PREP TIME 15 minutes
COOK TIME 10 minutes
TOTAL TIME 25 minutes
170g ZENB Penne Pasta made from 100% Yellow Peas, uncooked
1 tablespoon olive oil
1 small onion, cut into thin slivers
1 clove garlic, thinly sliced
250ml low sodium vegan vegetable stock
1/4 teaspoon each salt & ground black pepper
134g frozen peas
1 small lemon, zested, juiced
2 Brazil nuts, finely grated
- Cook ZENB Pasta as directed on package. Reserve 125ml pasta cooking water; drain.

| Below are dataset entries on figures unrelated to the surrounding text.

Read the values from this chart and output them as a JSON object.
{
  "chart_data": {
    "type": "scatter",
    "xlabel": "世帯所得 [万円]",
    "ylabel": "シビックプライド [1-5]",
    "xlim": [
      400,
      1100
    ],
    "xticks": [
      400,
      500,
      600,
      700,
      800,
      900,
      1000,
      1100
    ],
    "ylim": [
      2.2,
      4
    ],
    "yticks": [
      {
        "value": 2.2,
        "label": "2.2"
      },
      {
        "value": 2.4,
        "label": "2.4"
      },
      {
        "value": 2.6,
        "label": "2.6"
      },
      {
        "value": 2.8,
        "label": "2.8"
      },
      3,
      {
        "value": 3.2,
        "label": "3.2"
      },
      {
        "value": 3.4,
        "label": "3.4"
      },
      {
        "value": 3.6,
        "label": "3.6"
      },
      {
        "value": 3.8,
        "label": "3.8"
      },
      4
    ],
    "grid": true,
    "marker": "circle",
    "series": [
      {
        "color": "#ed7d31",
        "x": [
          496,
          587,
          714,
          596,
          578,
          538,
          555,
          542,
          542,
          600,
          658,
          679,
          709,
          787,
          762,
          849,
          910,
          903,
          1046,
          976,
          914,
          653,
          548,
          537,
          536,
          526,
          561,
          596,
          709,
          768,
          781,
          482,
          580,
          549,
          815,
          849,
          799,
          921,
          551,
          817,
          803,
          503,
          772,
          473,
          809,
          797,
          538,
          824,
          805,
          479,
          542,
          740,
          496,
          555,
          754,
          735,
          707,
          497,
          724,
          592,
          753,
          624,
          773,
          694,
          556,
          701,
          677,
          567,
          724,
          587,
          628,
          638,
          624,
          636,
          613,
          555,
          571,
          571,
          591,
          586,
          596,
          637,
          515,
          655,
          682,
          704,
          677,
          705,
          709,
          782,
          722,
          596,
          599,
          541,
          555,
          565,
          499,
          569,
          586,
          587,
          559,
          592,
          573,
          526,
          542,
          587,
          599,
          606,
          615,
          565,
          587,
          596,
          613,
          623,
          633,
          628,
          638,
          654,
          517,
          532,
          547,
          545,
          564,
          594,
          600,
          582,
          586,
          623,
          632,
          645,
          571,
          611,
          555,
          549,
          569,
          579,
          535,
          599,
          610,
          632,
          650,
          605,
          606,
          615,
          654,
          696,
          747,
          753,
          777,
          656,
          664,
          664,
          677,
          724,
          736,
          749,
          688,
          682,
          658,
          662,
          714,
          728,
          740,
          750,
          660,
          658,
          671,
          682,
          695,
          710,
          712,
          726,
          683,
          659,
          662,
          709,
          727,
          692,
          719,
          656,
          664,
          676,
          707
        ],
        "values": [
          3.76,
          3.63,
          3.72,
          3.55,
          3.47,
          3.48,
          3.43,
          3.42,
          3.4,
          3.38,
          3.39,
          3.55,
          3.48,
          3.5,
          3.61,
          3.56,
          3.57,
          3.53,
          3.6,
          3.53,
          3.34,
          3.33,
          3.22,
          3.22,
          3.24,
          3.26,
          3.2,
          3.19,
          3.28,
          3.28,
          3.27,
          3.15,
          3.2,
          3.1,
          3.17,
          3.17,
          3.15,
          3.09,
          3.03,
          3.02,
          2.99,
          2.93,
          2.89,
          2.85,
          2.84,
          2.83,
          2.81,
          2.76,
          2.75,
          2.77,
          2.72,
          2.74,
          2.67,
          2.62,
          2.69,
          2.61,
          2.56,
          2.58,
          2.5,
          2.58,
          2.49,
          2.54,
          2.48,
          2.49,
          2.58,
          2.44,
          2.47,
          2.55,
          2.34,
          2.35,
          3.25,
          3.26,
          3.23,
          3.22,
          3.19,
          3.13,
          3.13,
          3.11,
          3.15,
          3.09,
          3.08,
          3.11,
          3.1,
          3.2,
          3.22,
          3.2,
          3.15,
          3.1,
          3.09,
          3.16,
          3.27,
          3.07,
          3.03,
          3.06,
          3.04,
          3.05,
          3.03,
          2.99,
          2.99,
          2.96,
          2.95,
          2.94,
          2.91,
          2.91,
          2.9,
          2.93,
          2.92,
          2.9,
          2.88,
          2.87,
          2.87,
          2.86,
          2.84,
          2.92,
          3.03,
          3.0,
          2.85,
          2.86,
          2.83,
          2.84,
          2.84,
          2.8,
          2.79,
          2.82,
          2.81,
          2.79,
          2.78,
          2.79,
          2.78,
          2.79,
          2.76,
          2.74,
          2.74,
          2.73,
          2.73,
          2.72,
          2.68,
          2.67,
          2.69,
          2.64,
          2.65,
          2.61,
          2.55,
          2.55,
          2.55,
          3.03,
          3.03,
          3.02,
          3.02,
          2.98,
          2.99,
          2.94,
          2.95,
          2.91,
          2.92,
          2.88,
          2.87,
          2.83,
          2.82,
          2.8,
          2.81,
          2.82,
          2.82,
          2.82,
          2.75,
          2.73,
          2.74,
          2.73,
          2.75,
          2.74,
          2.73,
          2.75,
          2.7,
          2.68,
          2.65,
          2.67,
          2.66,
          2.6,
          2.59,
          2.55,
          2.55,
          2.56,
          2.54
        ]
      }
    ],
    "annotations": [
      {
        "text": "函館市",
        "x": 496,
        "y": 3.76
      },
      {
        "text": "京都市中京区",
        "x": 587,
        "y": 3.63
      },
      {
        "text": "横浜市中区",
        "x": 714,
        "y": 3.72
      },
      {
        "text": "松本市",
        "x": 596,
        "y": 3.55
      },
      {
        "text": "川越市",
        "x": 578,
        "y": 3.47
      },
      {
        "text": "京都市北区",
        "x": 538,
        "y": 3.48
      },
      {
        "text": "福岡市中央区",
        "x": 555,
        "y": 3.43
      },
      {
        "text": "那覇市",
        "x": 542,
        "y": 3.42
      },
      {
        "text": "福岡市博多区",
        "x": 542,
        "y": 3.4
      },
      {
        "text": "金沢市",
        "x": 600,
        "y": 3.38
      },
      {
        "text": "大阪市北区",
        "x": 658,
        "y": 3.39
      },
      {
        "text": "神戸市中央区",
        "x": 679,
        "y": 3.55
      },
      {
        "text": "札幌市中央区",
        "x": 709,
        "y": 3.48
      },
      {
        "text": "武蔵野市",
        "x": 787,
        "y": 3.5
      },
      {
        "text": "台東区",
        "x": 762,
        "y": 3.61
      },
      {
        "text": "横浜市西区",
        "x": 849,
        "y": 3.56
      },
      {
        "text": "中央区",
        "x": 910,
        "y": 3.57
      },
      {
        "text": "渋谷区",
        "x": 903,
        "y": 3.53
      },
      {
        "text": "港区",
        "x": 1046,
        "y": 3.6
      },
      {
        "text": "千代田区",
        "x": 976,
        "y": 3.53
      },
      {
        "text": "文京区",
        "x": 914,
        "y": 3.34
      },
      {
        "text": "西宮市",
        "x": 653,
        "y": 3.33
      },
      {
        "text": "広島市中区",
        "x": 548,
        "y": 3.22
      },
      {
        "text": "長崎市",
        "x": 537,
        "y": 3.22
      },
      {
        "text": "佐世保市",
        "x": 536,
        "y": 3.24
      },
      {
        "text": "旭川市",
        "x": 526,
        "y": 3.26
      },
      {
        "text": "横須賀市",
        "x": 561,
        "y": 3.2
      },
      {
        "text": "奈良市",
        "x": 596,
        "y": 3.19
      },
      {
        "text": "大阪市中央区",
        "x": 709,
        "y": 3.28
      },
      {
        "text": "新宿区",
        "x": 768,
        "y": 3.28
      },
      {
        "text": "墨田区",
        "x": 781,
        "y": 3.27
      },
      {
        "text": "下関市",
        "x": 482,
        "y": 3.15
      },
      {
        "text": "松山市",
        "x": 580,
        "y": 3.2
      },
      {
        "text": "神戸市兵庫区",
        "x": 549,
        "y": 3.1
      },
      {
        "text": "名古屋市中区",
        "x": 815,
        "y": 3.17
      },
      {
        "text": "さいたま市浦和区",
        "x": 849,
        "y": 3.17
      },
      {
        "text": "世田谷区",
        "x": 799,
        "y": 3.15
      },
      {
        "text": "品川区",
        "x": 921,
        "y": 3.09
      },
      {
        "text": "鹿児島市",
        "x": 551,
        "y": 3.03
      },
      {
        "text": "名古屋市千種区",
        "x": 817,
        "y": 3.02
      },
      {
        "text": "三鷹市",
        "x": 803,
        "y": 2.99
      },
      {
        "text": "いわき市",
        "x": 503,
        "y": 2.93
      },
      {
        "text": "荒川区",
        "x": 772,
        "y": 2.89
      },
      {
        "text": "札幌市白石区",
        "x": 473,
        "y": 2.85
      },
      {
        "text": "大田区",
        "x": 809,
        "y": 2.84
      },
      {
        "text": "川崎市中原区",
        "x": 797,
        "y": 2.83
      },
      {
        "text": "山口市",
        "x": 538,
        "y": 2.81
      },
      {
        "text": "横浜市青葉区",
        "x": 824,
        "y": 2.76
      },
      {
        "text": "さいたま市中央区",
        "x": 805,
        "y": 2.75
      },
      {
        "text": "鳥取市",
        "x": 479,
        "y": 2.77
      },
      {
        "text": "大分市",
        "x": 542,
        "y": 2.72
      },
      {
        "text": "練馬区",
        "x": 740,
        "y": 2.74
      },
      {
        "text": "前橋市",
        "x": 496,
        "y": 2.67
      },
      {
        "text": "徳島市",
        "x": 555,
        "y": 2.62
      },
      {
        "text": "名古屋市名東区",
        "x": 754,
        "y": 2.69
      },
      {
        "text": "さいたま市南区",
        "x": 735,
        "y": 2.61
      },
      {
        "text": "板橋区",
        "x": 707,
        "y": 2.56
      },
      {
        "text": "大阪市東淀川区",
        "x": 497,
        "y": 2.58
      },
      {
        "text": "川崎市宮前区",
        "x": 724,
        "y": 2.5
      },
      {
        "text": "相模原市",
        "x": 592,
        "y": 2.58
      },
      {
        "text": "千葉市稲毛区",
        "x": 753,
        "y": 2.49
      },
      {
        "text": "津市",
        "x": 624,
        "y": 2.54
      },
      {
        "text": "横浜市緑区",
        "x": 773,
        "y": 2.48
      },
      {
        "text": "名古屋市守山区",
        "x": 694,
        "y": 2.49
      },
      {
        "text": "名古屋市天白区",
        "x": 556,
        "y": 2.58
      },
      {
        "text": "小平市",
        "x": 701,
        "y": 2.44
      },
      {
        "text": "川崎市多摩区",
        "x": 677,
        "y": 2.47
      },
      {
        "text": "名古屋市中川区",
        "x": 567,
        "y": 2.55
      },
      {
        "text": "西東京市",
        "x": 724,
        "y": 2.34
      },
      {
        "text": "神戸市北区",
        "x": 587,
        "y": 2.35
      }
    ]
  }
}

2. Meanwhile, heat oil in large skillet on medium-high heat. Add onion; cook 5-7 min. or until translucent and edges begin to brown. Add garlic; stir constantly 30 sec or until fragrant. Stir in pasta, reserved pasta water, stock, salt & pepper. Cook 3-4 min. or until liquid is reduced by half. Add peas; cook 1-2 min. until thawed.
3. Remove pan from heat; add lemon juice and zest. Mix gently until well combined. Serve topped with grated Brazil nuts.
The Brazil nut topping in this recipe replicates the Parmesan cheese used in a typical pasta dish. Grate the nuts with a rasp-style grater for the best results, making a nice vegan alternative.